Haushaltspolitik Bürgermeister zu Sparabsichten der Fraktionen in der Verwaltung

Störmer: Nicht ohne Personal

Archivartikel

Lampertheim.Dient die Verwaltung als Melkkuh der Politik? Die zurückliegende Haushaltsdebatte mag dieses wenig attraktive Bild zumindest in groben Zügen vermittelt haben. Mit dem Plan einer Organisationsprüfung erhoffen sich die Fraktionen im Lampertheimer Stadtparlament Effizienzsteigerungen sowie Einsparpotenziale im Stadthaus wie im Haus am Römer – und damit haushaltspolitische Spielräume für Investitionen in die Zukunft der Stadt.

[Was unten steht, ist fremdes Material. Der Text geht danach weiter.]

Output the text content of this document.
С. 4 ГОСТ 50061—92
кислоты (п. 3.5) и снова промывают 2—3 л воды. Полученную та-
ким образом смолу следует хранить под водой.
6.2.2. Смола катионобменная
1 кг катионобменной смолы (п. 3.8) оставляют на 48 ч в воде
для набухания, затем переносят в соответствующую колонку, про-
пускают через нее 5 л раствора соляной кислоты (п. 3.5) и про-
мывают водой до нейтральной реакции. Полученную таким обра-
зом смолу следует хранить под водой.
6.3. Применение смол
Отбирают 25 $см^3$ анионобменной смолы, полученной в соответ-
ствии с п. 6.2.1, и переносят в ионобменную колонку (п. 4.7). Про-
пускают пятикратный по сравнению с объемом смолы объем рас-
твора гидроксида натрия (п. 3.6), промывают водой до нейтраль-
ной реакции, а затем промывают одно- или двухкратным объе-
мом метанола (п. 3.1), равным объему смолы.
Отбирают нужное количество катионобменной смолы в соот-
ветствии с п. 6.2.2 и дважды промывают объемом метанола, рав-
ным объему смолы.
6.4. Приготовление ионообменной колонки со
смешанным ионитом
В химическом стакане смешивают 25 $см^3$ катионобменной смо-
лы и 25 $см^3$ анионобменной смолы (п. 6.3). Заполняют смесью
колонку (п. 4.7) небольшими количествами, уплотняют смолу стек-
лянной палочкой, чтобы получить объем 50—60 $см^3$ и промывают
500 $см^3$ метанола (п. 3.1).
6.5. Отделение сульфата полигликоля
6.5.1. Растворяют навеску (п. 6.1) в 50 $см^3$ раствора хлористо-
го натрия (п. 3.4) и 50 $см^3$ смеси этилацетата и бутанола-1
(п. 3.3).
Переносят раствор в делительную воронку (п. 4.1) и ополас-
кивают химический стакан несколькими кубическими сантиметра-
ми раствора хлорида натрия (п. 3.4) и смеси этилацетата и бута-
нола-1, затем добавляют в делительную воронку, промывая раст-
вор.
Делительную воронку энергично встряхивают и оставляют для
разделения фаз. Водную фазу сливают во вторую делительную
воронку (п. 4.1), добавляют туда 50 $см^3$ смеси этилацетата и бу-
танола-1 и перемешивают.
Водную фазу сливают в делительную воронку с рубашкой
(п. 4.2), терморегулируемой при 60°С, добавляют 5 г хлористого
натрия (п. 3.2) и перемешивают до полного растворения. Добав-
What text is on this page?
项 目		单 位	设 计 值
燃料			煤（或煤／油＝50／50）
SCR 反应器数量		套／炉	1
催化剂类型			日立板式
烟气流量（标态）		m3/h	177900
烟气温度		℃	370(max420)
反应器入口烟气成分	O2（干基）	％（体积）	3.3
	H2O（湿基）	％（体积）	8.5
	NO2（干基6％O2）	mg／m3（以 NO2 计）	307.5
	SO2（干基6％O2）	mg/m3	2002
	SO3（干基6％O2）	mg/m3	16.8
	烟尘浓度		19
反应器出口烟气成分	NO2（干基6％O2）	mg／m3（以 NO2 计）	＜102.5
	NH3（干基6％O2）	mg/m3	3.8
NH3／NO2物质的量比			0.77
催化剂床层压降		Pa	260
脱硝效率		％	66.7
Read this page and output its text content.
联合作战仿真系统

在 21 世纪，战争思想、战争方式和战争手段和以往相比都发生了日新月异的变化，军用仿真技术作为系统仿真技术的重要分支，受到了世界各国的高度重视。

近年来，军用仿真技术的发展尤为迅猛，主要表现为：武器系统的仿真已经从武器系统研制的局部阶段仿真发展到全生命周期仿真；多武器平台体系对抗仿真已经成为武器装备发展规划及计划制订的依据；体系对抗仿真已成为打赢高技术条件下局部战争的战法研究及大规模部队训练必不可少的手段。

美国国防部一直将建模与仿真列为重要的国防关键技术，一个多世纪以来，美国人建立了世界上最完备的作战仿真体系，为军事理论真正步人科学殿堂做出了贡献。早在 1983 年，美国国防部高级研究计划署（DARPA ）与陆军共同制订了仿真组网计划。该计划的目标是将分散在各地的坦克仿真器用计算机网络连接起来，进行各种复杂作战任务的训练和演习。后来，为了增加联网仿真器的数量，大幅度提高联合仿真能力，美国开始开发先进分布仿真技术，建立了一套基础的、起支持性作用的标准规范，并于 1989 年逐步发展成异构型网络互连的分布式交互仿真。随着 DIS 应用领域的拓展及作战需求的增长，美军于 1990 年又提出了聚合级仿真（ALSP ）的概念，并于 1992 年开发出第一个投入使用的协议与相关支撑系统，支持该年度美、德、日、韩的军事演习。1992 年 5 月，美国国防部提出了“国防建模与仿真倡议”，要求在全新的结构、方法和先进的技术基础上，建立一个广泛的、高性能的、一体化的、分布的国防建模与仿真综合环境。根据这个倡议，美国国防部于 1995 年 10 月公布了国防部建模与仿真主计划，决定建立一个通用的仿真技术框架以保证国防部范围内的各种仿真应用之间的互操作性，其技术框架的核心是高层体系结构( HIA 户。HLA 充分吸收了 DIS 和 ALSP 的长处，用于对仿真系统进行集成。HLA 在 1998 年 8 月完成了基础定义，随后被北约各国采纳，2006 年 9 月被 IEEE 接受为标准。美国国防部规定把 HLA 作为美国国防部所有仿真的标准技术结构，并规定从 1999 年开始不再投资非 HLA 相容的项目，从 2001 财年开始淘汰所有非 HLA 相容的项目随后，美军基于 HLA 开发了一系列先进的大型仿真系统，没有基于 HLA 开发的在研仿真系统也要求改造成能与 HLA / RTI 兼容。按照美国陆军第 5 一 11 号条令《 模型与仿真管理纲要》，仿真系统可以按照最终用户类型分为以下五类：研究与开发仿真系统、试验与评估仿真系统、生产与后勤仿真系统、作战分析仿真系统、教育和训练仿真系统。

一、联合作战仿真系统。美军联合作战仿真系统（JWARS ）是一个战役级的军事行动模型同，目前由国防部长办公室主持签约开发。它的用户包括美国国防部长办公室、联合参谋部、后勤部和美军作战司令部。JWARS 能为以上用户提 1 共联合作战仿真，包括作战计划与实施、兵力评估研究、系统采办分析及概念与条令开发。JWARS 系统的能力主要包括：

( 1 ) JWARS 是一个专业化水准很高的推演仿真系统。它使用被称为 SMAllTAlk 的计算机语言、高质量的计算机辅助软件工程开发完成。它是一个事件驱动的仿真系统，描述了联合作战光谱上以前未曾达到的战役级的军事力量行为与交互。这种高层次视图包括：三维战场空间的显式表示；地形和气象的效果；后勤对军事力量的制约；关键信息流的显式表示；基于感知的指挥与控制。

So weit, so gut. Doch kollidiert die Absicht der Lampertheimer Kommunalpolitiker nach Einschätzung von Bürgermeister Gottfried Störmer zumindest in Teilen mit den wachsenden Aufgaben, mit denen sich die Mitarbeiter der Verwaltung konfrontiert sehen. Derzeit seien 640 Aufgaben definiert, die die Stadt zu erledigen habe – durch Gesetze, Verordnungen und Richtlinien, aber auch aufgrund von Parlamentsbeschlüssen. So solle sich die Verwaltung personalneutral um das Siegel „Kinderfreundliche Stadt“ bewerben. Doch erfordere der hierfür nötige Arbeitsaufwand eigentlich eine halbe Stelle. Diese könne man nicht einfach einem anderen städtischen Mitarbeiter zusätzlich auf den Schreibtisch legen, meint Störmer im Gespräch mit dem „Südhessen Morgen“. Auch der Beschluss, eine aufsuchende Sozialarbeit zu organisieren – betroffene Menschen also gezielt aufzusuchen –, ziehe unweigerlich personelle Folgen nach sich.

Frage der Qualifikation

Und die Idee der Grünen im Rahmen der Haushaltsdebatte, dem Fachbereich Verkehr, Sicherheit und Ordnung zwei bestehende Stellen für den Ausbau der Verkehrsüberwachung zuzuordnen, hält Störmer für kaum realisierbar. Etwa mit Blick auf die hierfür nötigen Qualifikationen: „Wenn ich Ordnungsdienst leisten will, brauche ich Menschen, die diesen Ordnungsdienst leisten können.“

Das Interesse der Politik an einer Kostenstrategie für die Verwaltung hält der Bürgermeister für berechtigt und auch begründet. Doch die Stellen im öffentlichen Dienst seien unter funktionalen Gesichtspunkten nicht beliebig verschiebbar. Dieses Argument stellt Störmer als Personalchef der Verwaltung den politischen Forderungen gegenüber. Stattdessen will er die geplante Organisationsprüfung durch eine Definition von Aufgabenstandards ergänzen. Auch sei zu erwägen, inwieweit die Personalkosten durch eine verzögerte Wiederbesetzung von Stellen gedrosselt werden können.